Concernant l’inflation importée, "elle ne date pas d’hier, mais depuis la crise du coronavirus", avance M. Sadiki. "Tous les prix des intrants agricoles ont augmenté depuis 2020, sans baisser. C’est le cas également en Europe, où l’inflation des intrants agricoles a atteint 16%, contre 10% au Maroc mais qui s'établit pour certains intrants à 18%.

Pour ce qui est de la vague de froid qui a sévi dans le pays lors des premiers mois de l'année 2023, elle a eu un impact négatif sur le cycle de production des cultures, en particulier les tomates, surtout en termes de mûrissement. "Autre exemple, les pommes de terre cultivées dans le Loukkos assurent 30% de l’approvisionnement national.

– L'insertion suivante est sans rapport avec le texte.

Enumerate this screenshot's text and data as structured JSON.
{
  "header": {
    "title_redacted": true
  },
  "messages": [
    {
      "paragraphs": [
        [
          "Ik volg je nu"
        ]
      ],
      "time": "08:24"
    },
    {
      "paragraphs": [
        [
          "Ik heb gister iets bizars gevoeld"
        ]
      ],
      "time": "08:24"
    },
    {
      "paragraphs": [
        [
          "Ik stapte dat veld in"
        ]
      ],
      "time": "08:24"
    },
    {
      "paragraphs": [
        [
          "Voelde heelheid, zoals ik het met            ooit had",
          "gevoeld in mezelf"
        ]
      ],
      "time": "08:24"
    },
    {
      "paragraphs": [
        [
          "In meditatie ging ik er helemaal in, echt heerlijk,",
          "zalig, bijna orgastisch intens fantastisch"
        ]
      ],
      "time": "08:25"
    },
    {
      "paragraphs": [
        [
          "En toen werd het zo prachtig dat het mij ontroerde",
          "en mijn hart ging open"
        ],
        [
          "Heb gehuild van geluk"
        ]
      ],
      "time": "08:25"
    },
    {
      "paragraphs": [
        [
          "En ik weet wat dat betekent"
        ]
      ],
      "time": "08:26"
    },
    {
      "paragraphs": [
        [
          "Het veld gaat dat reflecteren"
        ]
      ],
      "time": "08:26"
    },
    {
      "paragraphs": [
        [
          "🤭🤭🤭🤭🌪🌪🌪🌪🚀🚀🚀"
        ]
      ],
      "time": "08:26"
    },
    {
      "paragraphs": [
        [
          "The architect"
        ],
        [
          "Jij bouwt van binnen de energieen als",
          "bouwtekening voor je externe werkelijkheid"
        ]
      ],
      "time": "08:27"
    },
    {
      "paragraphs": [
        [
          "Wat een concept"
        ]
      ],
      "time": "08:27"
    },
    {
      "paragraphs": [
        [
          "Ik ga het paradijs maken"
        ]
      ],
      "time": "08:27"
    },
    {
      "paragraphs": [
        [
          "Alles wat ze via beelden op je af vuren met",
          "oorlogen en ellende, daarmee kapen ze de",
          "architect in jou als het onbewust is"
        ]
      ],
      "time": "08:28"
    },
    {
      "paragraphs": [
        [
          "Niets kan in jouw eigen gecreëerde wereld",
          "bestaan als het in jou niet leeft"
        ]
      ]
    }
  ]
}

Elles devaient être sur les marchés début mars mais elles viennent à peine d'être récoltées."

En ce sens, le ministre de l’Agriculture a prévenu que le prochain Ramadan "risque de coïncider avec une période où la production agricole est basse", tout en indiquant que les dernières pluies ont été bénéfiques à la filière céréalière. 

Et d’assurer : "Si nous avions un million d'hectares de céréales irriguées, on aurait atteint les 80 millions de quintaux prévus par la loi de finances 2023." Mais ce n’est pas le cas, puisque seulement 400.000 hectares de céréales sont actuellement irrigués. En d'autres termes, si la sécheresse persiste dans les prochaines semaines, les prévisions du PLF 2023 seront difficilement atteignables.